A single developer working on a predictable backlog

In this predictable scenario, a single developer works on 50 stories. Each story takes exactly 1 day to complete. So we expect a throughput of 1 story per day. We expect a lead time of 1 since each story will be in progress for exactly 1 day. This means that we'll have an average of 1 story in progress at any given time.

Input

  • Work per story: dev: 1
  • Workers: dev

Expected Results

  • Throughput: 1 story/day
  • Lead time: 1 day per story
  • WIP: 1 story

A single developer working on a backlog with some randomness

The developer now spends 1 day on average for each story. This slight change shows that throughput and lead time move in opposite directions. This is a direct illustration of Little's law which states that in a stable system, throughput * lead time = WIP. This formula will be applicable to all the simulations.

Input

  • Work per story: dev: 1
  • Workers: dev
  • Variable work: ☑️

Expected Results

  • Throughput: 1 story/day
  • Lead time: 1 day per story
  • WIP: 1 story

Handover from development to QA

Now both development and qa will spend 1 day on average for each story.

We expect the lead time be 2 on average now: 1 day of development, 1 day of qa. We also expect a Throughput of 1 story per day.

However, if the simulation runs for long enough, a queue will start to appear between dev and qa, adding to the lead time of the stories waiting in the queue. The reason is simple: As long as qa works faster than dev, everything will run smoothly. Once development starts going faster than qa, its output will wait in the queue.

Input

  • Work per story: dev: 1, qa: 1
  • Workers: dev, qa
  • Variable work: ☑️

Example Results

  • Throughput: 0.85 stories/day
  • Lead time: 3 days per story
  • WIP: about 2-3with peaks up to 5

Adding UX to the process

Let's accelerate the simulation. This allows us to see patterns we wouldn't recognise in the slow daily movements of stories on a board. From now on, we'll simulate with 200 user stories.

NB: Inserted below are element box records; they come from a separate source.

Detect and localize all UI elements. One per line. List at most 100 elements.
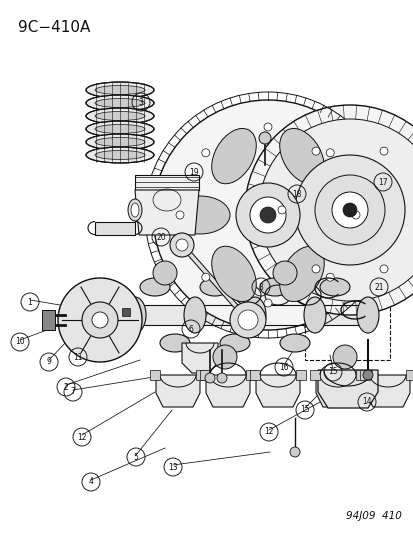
Circle shape [259, 132, 271, 144]
Circle shape [294, 155, 404, 265]
Circle shape [311, 147, 319, 155]
Polygon shape [195, 370, 206, 380]
Circle shape [204, 373, 214, 383]
Text: 15: 15 [328, 367, 337, 376]
Polygon shape [315, 375, 359, 407]
Ellipse shape [124, 297, 146, 333]
Ellipse shape [170, 196, 230, 234]
Text: 16: 16 [278, 362, 288, 372]
Ellipse shape [95, 85, 145, 94]
Ellipse shape [303, 297, 325, 333]
Circle shape [201, 149, 209, 157]
Circle shape [263, 123, 271, 131]
Circle shape [237, 310, 257, 330]
Circle shape [277, 206, 285, 214]
Ellipse shape [86, 147, 154, 163]
Ellipse shape [279, 128, 323, 184]
Ellipse shape [199, 278, 230, 296]
Text: 9C−410A: 9C−410A [18, 20, 90, 35]
Text: 17: 17 [377, 177, 387, 187]
Text: 5: 5 [133, 453, 138, 462]
Polygon shape [317, 370, 377, 408]
Ellipse shape [86, 121, 154, 137]
Polygon shape [405, 370, 413, 380]
Text: 15: 15 [299, 406, 309, 415]
Circle shape [342, 203, 356, 217]
Polygon shape [135, 175, 199, 190]
Polygon shape [309, 370, 319, 380]
Text: 12: 12 [77, 432, 87, 441]
Circle shape [379, 147, 387, 155]
Circle shape [176, 211, 183, 219]
Text: 8: 8 [258, 282, 263, 292]
Circle shape [82, 302, 118, 338]
Polygon shape [182, 343, 218, 373]
Circle shape [351, 211, 359, 219]
Text: 94J09  410: 94J09 410 [345, 511, 401, 521]
Circle shape [212, 345, 236, 369]
Ellipse shape [95, 138, 145, 147]
Polygon shape [199, 370, 209, 380]
Ellipse shape [356, 297, 378, 333]
Circle shape [249, 197, 285, 233]
Circle shape [153, 100, 382, 330]
Text: 3: 3 [138, 98, 143, 107]
Ellipse shape [243, 297, 266, 333]
Polygon shape [122, 308, 130, 316]
Ellipse shape [95, 125, 145, 133]
Circle shape [325, 273, 333, 281]
Ellipse shape [131, 203, 139, 217]
Circle shape [230, 302, 266, 338]
Circle shape [325, 149, 333, 157]
Polygon shape [206, 375, 249, 407]
Polygon shape [245, 370, 255, 380]
Ellipse shape [140, 278, 170, 296]
Text: 1: 1 [28, 297, 32, 306]
Circle shape [289, 447, 299, 457]
Text: 21: 21 [373, 282, 383, 292]
Ellipse shape [86, 108, 154, 124]
Polygon shape [135, 190, 199, 235]
Text: 14: 14 [361, 398, 371, 407]
Circle shape [235, 183, 299, 247]
Polygon shape [249, 370, 259, 380]
Polygon shape [295, 370, 305, 380]
Ellipse shape [305, 196, 365, 234]
Ellipse shape [128, 199, 142, 221]
Circle shape [176, 239, 188, 251]
Circle shape [331, 192, 367, 228]
Polygon shape [150, 370, 159, 380]
Ellipse shape [95, 111, 145, 120]
Circle shape [58, 278, 142, 362]
Ellipse shape [86, 82, 154, 98]
Text: 10: 10 [15, 337, 25, 346]
Ellipse shape [259, 278, 289, 296]
Circle shape [201, 273, 209, 281]
Polygon shape [95, 222, 135, 235]
Circle shape [92, 312, 108, 328]
Ellipse shape [211, 246, 256, 302]
Text: 7: 7 [70, 387, 75, 397]
Polygon shape [355, 370, 365, 380]
Text: 12: 12 [263, 427, 273, 437]
Text: 19: 19 [189, 167, 198, 176]
Circle shape [170, 233, 194, 257]
Text: 18: 18 [292, 190, 301, 198]
Circle shape [244, 105, 413, 315]
Text: 2: 2 [64, 383, 68, 392]
Text: 13: 13 [168, 463, 177, 472]
Text: 20: 20 [156, 232, 166, 241]
Ellipse shape [211, 128, 256, 184]
Polygon shape [255, 375, 299, 407]
Ellipse shape [86, 134, 154, 150]
Circle shape [216, 373, 226, 383]
Circle shape [259, 119, 413, 301]
Text: 6: 6 [188, 325, 193, 334]
Ellipse shape [95, 99, 145, 108]
Ellipse shape [279, 246, 323, 302]
Polygon shape [359, 370, 369, 380]
Polygon shape [156, 375, 199, 407]
Circle shape [362, 370, 372, 380]
Ellipse shape [219, 334, 249, 352]
Polygon shape [42, 310, 55, 330]
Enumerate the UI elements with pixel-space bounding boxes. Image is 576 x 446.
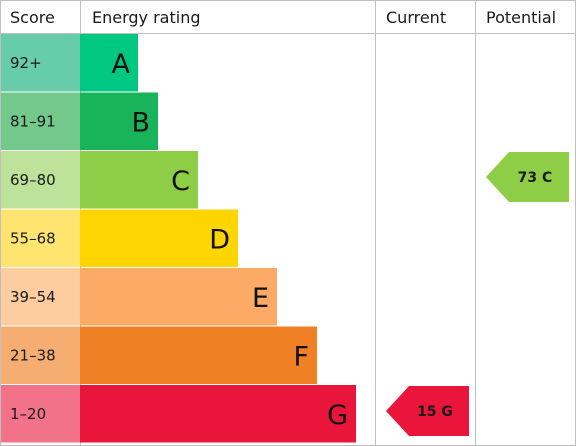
- rating-bar: [80, 34, 138, 92]
- chart-headers: Score Energy rating Current Potential: [10, 8, 556, 27]
- score-cell: [1, 326, 80, 384]
- band-b: 81–91 B: [1, 92, 158, 150]
- rating-bands: 92+ A 81–91 B 69–80 C 55–68 D 39–54 E 21–38 F 1–20 G: [1, 34, 356, 443]
- rating-bar: [80, 92, 158, 150]
- current-rating-arrow: 15 G: [386, 386, 469, 436]
- rating-letter: D: [209, 224, 230, 255]
- score-range-label: 69–80: [10, 171, 56, 189]
- score-range-label: 1–20: [10, 405, 46, 423]
- rating-letter: A: [112, 49, 131, 80]
- potential-arrow-shape: [486, 152, 569, 202]
- rating-bar: [80, 209, 238, 267]
- score-cell: [1, 151, 80, 209]
- band-a: 92+ A: [1, 34, 138, 92]
- score-range-label: 92+: [10, 54, 42, 72]
- score-cell: [1, 268, 80, 326]
- score-range-label: 81–91: [10, 112, 56, 130]
- score-cell: [1, 209, 80, 267]
- band-f: 21–38 F: [1, 326, 317, 384]
- header-energy-rating: Energy rating: [92, 8, 201, 27]
- rating-letter: C: [171, 166, 190, 197]
- rating-letter: E: [252, 283, 269, 314]
- rating-bar: [80, 151, 198, 209]
- band-e: 39–54 E: [1, 268, 277, 326]
- current-rating-label: 15 G: [417, 404, 453, 420]
- score-cell: [1, 385, 80, 443]
- score-range-label: 39–54: [10, 288, 56, 306]
- header-score: Score: [10, 8, 55, 27]
- band-c: 69–80 C: [1, 151, 198, 209]
- band-d: 55–68 D: [1, 209, 238, 267]
- header-current: Current: [386, 8, 446, 27]
- band-g: 1–20 G: [1, 385, 356, 443]
- score-range-label: 55–68: [10, 229, 56, 247]
- score-cell: [1, 34, 80, 92]
- potential-rating-label: 73 C: [518, 170, 553, 186]
- header-potential: Potential: [486, 8, 556, 27]
- rating-letter: G: [327, 400, 348, 431]
- score-range-label: 21–38: [10, 346, 56, 364]
- rating-letter: B: [131, 107, 150, 138]
- score-cell: [1, 92, 80, 150]
- rating-bar: [80, 385, 356, 443]
- rating-bar: [80, 268, 277, 326]
- potential-rating-arrow: 73 C: [486, 152, 569, 202]
- current-arrow-shape: [386, 386, 469, 436]
- rating-letter: F: [293, 341, 309, 372]
- rating-bar: [80, 326, 317, 384]
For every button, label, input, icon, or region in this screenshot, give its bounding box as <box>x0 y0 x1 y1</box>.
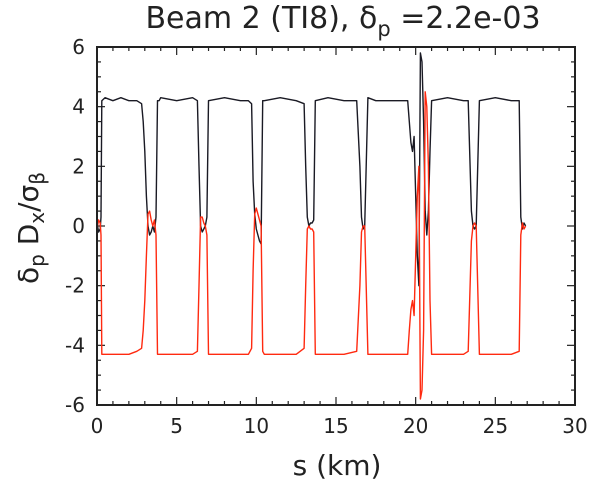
y-ticks: -6 -4 -2 0 2 4 6 <box>65 35 575 417</box>
x-tick-label: 0 <box>91 414 104 438</box>
y-tick-label: -2 <box>65 274 85 298</box>
y-tick-label: 4 <box>72 95 85 119</box>
x-axis-label: s (km) <box>293 449 382 482</box>
plot-area <box>96 52 527 400</box>
x-tick-label: 25 <box>483 414 508 438</box>
x-ticks: 0 5 10 15 20 25 30 <box>91 47 588 438</box>
y-tick-label: -6 <box>65 393 85 417</box>
y-tick-label: 2 <box>72 154 85 178</box>
chart-title: Beam 2 (TI8), δp =2.2e-03 <box>145 1 540 41</box>
x-tick-label: 30 <box>562 414 587 438</box>
plot-frame <box>96 46 576 406</box>
black-series-line <box>96 52 527 287</box>
x-tick-label: 15 <box>323 414 348 438</box>
y-axis-label: δp Dx/σβ <box>12 172 49 284</box>
y-tick-label: -4 <box>65 333 85 357</box>
x-tick-label: 5 <box>170 414 183 438</box>
x-tick-label: 10 <box>244 414 269 438</box>
red-series-line <box>96 91 527 400</box>
y-tick-label: 6 <box>72 35 85 59</box>
x-tick-label: 20 <box>403 414 428 438</box>
y-tick-label: 0 <box>72 214 85 238</box>
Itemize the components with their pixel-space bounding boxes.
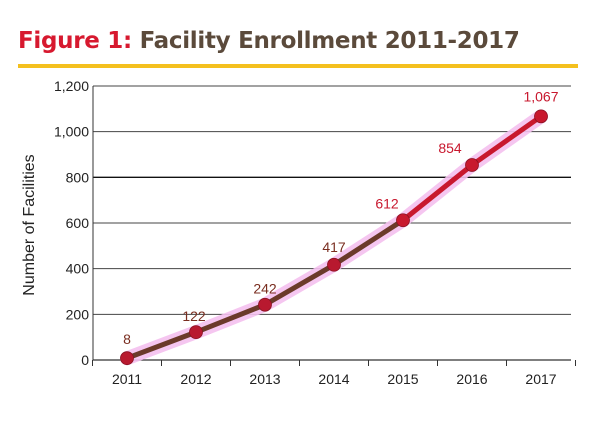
data-point-2016 <box>465 158 479 172</box>
series-segment-2016-2017 <box>469 113 544 168</box>
data-point-2015 <box>396 213 410 228</box>
y-tick-label-1000: 1,000 <box>54 124 89 140</box>
data-label-2014: 417 <box>322 239 346 255</box>
x-tick-label-2015: 2015 <box>387 371 418 387</box>
y-tick-label-0: 0 <box>81 352 89 368</box>
y-tick-label-600: 600 <box>66 215 90 231</box>
data-label-2017: 1,067 <box>523 88 558 104</box>
title-rule <box>18 64 578 68</box>
series-segment-2011-2012 <box>124 329 199 361</box>
y-tick-labels: 0 200 400 600 800 1,000 1,200 <box>54 78 89 368</box>
y-axis-label: Number of Facilities <box>21 154 38 295</box>
series-segment-2015-2016 <box>400 162 475 223</box>
data-label-2015: 612 <box>375 195 399 211</box>
x-tick-label-2012: 2012 <box>180 371 211 387</box>
y-tick-label-400: 400 <box>66 261 90 277</box>
gridlines <box>93 85 571 315</box>
x-tick-label-2016: 2016 <box>456 371 487 387</box>
data-point-2012 <box>189 325 203 340</box>
x-tick-label-2013: 2013 <box>249 371 280 387</box>
y-tick-label-1200: 1,200 <box>54 78 89 94</box>
series-segment-2013-2014 <box>262 262 337 308</box>
data-point-2014 <box>327 257 341 272</box>
y-tick-label-800: 800 <box>66 169 90 185</box>
series-segment-2012-2013 <box>193 302 268 335</box>
data-point-2013 <box>258 297 272 312</box>
x-tick-labels: 2011 2012 2013 2014 2015 2016 2017 <box>112 371 557 387</box>
x-tick-label-2011: 2011 <box>112 371 142 387</box>
y-tick-label-200: 200 <box>66 306 90 322</box>
data-label-2011: 8 <box>123 331 131 347</box>
x-tick-label-2017: 2017 <box>525 371 556 387</box>
data-label-2012: 122 <box>182 308 206 324</box>
data-labels: 8 122 242 417 612 854 1,067 <box>123 88 559 347</box>
data-point-2011 <box>120 351 134 366</box>
title-text: Facility Enrollment 2011-2017 <box>139 28 520 54</box>
data-points <box>120 109 548 366</box>
data-label-2016: 854 <box>438 140 462 156</box>
axes <box>92 86 576 366</box>
figure-number: Figure 1: <box>18 28 132 54</box>
x-tick-label-2014: 2014 <box>318 371 349 387</box>
data-label-2013: 242 <box>253 281 277 297</box>
series-segment-2014-2015 <box>331 217 406 268</box>
chart-title: Figure 1: Facility Enrollment 2011-2017 <box>18 28 520 54</box>
data-point-2017 <box>534 109 548 124</box>
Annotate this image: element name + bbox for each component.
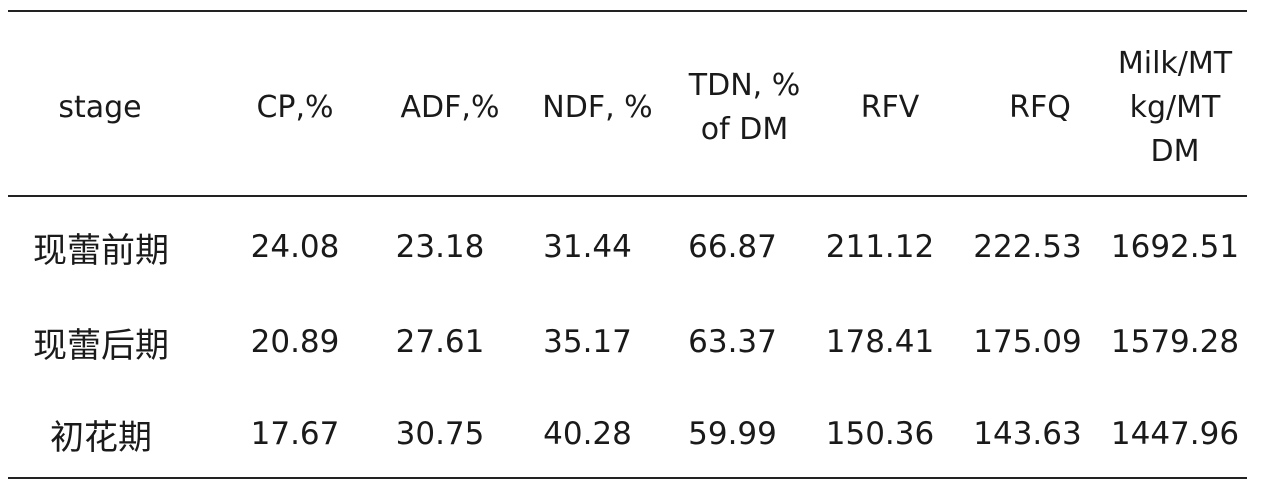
row-3-adf: 30.75: [395, 416, 485, 452]
row-3-rfq: 143.63: [973, 416, 1082, 452]
row-3-cp: 17.67: [250, 416, 340, 452]
row-3-milk: 1447.96: [1110, 416, 1240, 452]
row-3-stage: 初花期: [50, 417, 152, 458]
header-ndf: NDF, %: [542, 89, 653, 125]
row-2-milk: 1579.28: [1110, 324, 1240, 360]
row-2-tdn: 63.37: [688, 324, 777, 360]
row-1-ndf: 31.44: [543, 229, 632, 265]
table-bottom-rule: [8, 477, 1247, 479]
row-1-stage: 现蕾前期: [33, 230, 169, 271]
row-2-cp: 20.89: [250, 324, 340, 360]
header-cp: CP,%: [256, 89, 334, 125]
header-adf: ADF,%: [400, 89, 500, 125]
header-rfv: RFV: [860, 89, 920, 125]
row-1-cp: 24.08: [250, 229, 340, 265]
table-top-rule: [8, 10, 1247, 12]
header-rfq: RFQ: [1009, 89, 1071, 125]
table-header-rule: [8, 195, 1247, 197]
row-2-adf: 27.61: [395, 324, 485, 360]
row-1-adf: 23.18: [395, 229, 485, 265]
row-1-rfq: 222.53: [973, 229, 1082, 265]
header-milk: Milk/MT kg/MT DM: [1117, 45, 1233, 169]
row-3-rfv: 150.36: [825, 416, 935, 452]
header-tdn: TDN, % of DM: [688, 67, 801, 147]
row-2-stage: 现蕾后期: [33, 325, 169, 366]
row-3-tdn: 59.99: [688, 416, 777, 452]
row-2-ndf: 35.17: [543, 324, 632, 360]
row-2-rfv: 178.41: [825, 324, 935, 360]
row-2-rfq: 175.09: [973, 324, 1082, 360]
row-1-rfv: 211.12: [825, 229, 935, 265]
row-1-tdn: 66.87: [688, 229, 777, 265]
header-stage: stage: [58, 89, 142, 125]
row-3-ndf: 40.28: [543, 416, 632, 452]
row-1-milk: 1692.51: [1110, 229, 1240, 265]
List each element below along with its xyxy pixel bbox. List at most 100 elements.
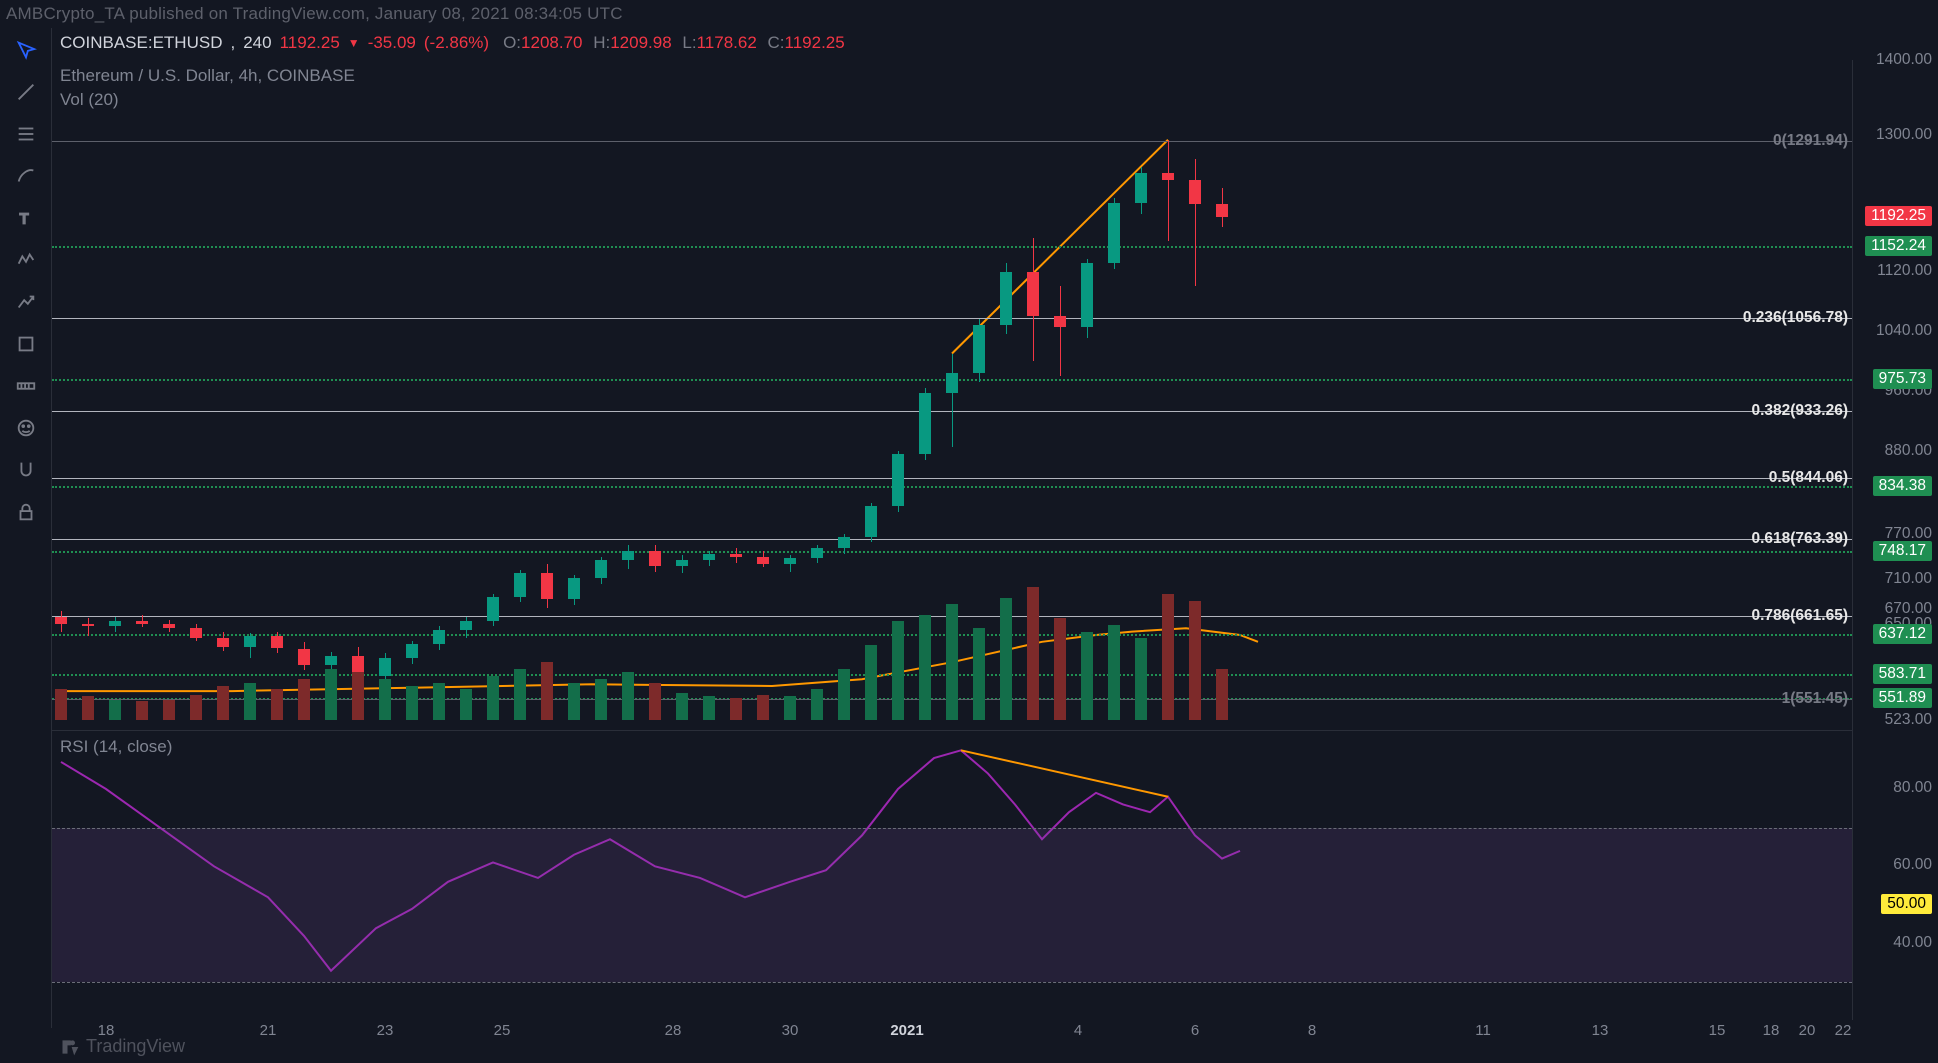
root: AMBCrypto_TA published on TradingView.co…	[0, 0, 1938, 1063]
volume-bar	[568, 683, 580, 720]
axis-label: 834.38	[1873, 476, 1932, 496]
level-line	[52, 486, 1852, 488]
volume-bar	[1054, 618, 1066, 720]
volume-bar	[1135, 638, 1147, 720]
volume-bar	[811, 689, 823, 720]
measure-tool[interactable]	[7, 370, 45, 402]
fib-label: 0.786(661.65)	[1751, 607, 1848, 625]
time-label: 18	[1763, 1022, 1780, 1039]
volume-bar	[595, 679, 607, 720]
rsi-pane[interactable]: RSI (14, close)	[52, 730, 1852, 1020]
volume-bar	[919, 615, 931, 720]
volume-bar	[1000, 598, 1012, 720]
fib-label: 0.5(844.06)	[1769, 469, 1848, 487]
time-label: 20	[1799, 1022, 1816, 1039]
volume-bar	[55, 689, 67, 720]
price-pane[interactable]: Ethereum / U.S. Dollar, 4h, COINBASE Vol…	[52, 60, 1852, 720]
trendline-tool[interactable]	[7, 76, 45, 108]
axis-label: 710.00	[1885, 570, 1932, 588]
pattern-tool[interactable]	[7, 244, 45, 276]
rsi-band	[52, 828, 1852, 983]
lock-tool[interactable]	[7, 496, 45, 528]
interval: 240	[243, 33, 271, 53]
fib-label: 0.618(763.39)	[1751, 530, 1848, 548]
volume-bar	[676, 693, 688, 720]
axis-label: 50.00	[1881, 894, 1932, 914]
time-label: 8	[1308, 1022, 1316, 1039]
axis-label: 637.12	[1873, 624, 1932, 644]
time-label: 4	[1074, 1022, 1082, 1039]
volume-bar	[82, 696, 94, 720]
volume-bar	[406, 686, 418, 720]
fib-label: 1(551.45)	[1782, 690, 1848, 708]
time-label: 25	[494, 1022, 511, 1039]
time-label: 23	[377, 1022, 394, 1039]
level-line	[52, 551, 1852, 553]
time-axis[interactable]: 1821232528302021468111315182022	[52, 1022, 1852, 1052]
fib-label: 0.382(933.26)	[1751, 402, 1848, 420]
axis-label: 748.17	[1873, 541, 1932, 561]
axis-label: 551.89	[1873, 688, 1932, 708]
volume-bar	[433, 683, 445, 720]
forecast-tool[interactable]	[7, 286, 45, 318]
brush-tool[interactable]	[7, 160, 45, 192]
publish-watermark: AMBCrypto_TA published on TradingView.co…	[6, 4, 623, 24]
volume-bar	[244, 683, 256, 720]
fib-label: 0.236(1056.78)	[1743, 309, 1848, 327]
fib-line	[52, 141, 1852, 142]
fib-line	[52, 318, 1852, 319]
emoji-tool[interactable]	[7, 412, 45, 444]
volume-bar	[946, 604, 958, 720]
ticker-bar: COINBASE:ETHUSD, 240 1192.25 ▼ -35.09 (-…	[52, 28, 1938, 58]
geometry-tool[interactable]	[7, 328, 45, 360]
change-abs: -35.09	[368, 33, 416, 53]
volume-bar	[487, 676, 499, 720]
volume-bar	[298, 679, 310, 720]
time-label: 2021	[890, 1022, 923, 1039]
volume-bar	[865, 645, 877, 720]
time-label: 6	[1191, 1022, 1199, 1039]
axis-label: 1400.00	[1876, 51, 1932, 69]
volume-bar	[1162, 594, 1174, 720]
volume-bar	[757, 695, 769, 721]
axis-label: 1192.25	[1865, 206, 1932, 226]
axis-label: 583.71	[1873, 664, 1932, 684]
direction-caret: ▼	[348, 36, 360, 50]
price-axis[interactable]: 1400.001300.001120.001040.00960.00880.00…	[1852, 60, 1938, 1020]
volume-bar	[730, 698, 742, 720]
axis-label: 523.00	[1885, 711, 1932, 729]
volume-bar	[838, 669, 850, 720]
ohlc: O:1208.70 H:1209.98 L:1178.62 C:1192.25	[497, 33, 845, 53]
volume-bar	[271, 689, 283, 720]
volume-bar	[784, 696, 796, 720]
tradingview-logo[interactable]: TradingView	[60, 1036, 185, 1057]
volume-bar	[217, 686, 229, 720]
time-label: 11	[1475, 1022, 1491, 1039]
volume-bar	[541, 662, 553, 720]
volume-bar	[703, 696, 715, 720]
magnet-tool[interactable]	[7, 454, 45, 486]
axis-label: 80.00	[1893, 779, 1932, 797]
volume-bar	[109, 700, 121, 720]
volume-bar	[1189, 601, 1201, 720]
volume-bar	[190, 695, 202, 721]
rsi-title: RSI (14, close)	[60, 737, 172, 757]
fib-tool[interactable]	[7, 118, 45, 150]
time-label: 28	[665, 1022, 682, 1039]
cursor-tool[interactable]	[7, 34, 45, 66]
volume-bar	[1216, 669, 1228, 720]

Ux, development and qa will each spend 2 days on average for each story. So each story will have 6 days of work on average (2 ux + 2 dev + 2 qa).

Input

  • Work per story: ux: 2, dev: 2, qa: 2
  • Workers: ux, dev, qa
  • Variable work: ☑️

Example Results

  • Throughput: 0.45 stories/day
  • Lead time: 20 days per story
  • WIP: 9 stories with peaks of 16

Let's stack the deck to make development the slowest in the process

We're now going to shift the effort a little.The total amount of work for each story is still 6, but the distribution is now:

  • 1 day of ux on average
  • 3 days of dev on average
  • 2 days of qa on average

The ideal lead time is still 6 days (1 + 3 + 2).

Predictably, a big queue will appear in front of the dev column as dev has three times as much work as ux. The average velocity will go down significantly, and the lead time will start to skyrocket.

Input

  • Work per story: ux: 1, dev: 3, qa: 2
  • Workers: ux, dev, qa
  • Variable work: ☑️

Example Results

  • Throughput: 0.30 stories/day
  • Lead time: 200 days per story
  • WIP: about 60 with a peak of 120

This is bad. The low velocity and high lead time will make customers very unhappy. Let me remind you that each work item takes 6 days of work on average. Because they wait in a queue for most of their lifecycle, it takes 200 days on average to go from start to finish. This is one of the reasons why the amount of work for a task has no correlation to when it will be finished.

How can we change team structure to improve this?

Let's add an extra developer

The usual reflex at this point is to add developers to speed things up. This will obviously raise the daily cost of the team. What would be the expected benefit? Twice the throughput? Let's try that out in the next simulation.

Input

  • Work per story: ux: 1, dev: 3, qa: 2
  • Workers: ux, dev, dev, qa
  • Variable work: ☑️

Example Results

  • Throughput: 0.45 stories/day
  • Lead time: 100 days per story
  • WIP: about 50 with a peak of 100

We have an improvement in throughput, but it's not the doubling we expected. Lead time halved, but is still disastrous.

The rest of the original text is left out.